A bullet of mass 5 g leaves a rifle with a velocity of 2 m/s. If it strikes a wooden target and penetrates 20 cm into it, what is the average resistance offered by the target?

Answer 1

Step 1: Given data

Mass of bullet is, $m=5g=0.005kg$

The velocity of the rifle (initial velocity) is, $u=2m/s$

The distance through which the bullet penetrates the target is $S=20cm=0.2m$

Step 2: Calculating acceleration

The third equation of motion is given as,

$v^2-u^2=2aS$

where, $v$ is final velocity, $u$ is initial velocity, $a$ is acceleration and $S$ is distance.

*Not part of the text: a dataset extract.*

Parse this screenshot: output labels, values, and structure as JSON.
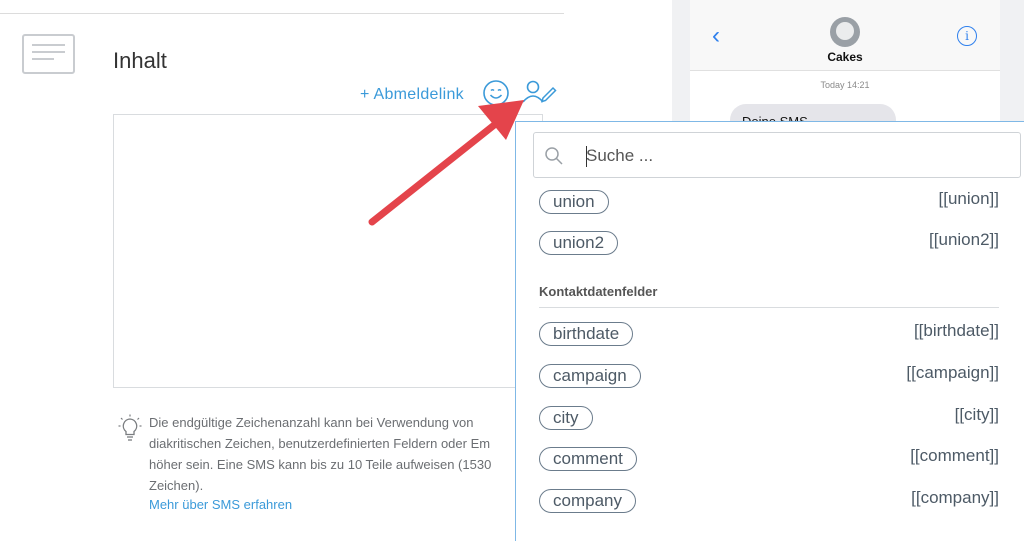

Since the bullet finally comes to rest, the final velocity will be zero, that is, $v=0m/s$

Substituting the known values, we get,

$$\begin{gathered} {(0m/s)}^2-{(2m/s)}^2=2\times a\times 0.2m \\ a=\frac{-4}{0.4} \\ a=-10m/s^2 \end{gathered}$$

Step 3: Calculating resistance offered by the target

The force (resistance) offered by the target is given as,

$F=ma$

where $m$ is mass and $a$ is acceleration.

Substituting the known values, we get,

$$\begin{gathered} F=0.005kg\times 10m/s^2 \\ F=0.05N \\ F=5000dynes[1N={10}^{5}dynes] \end{gathered}$$

Therefore, the resistance offered by the target is $5000dynes$.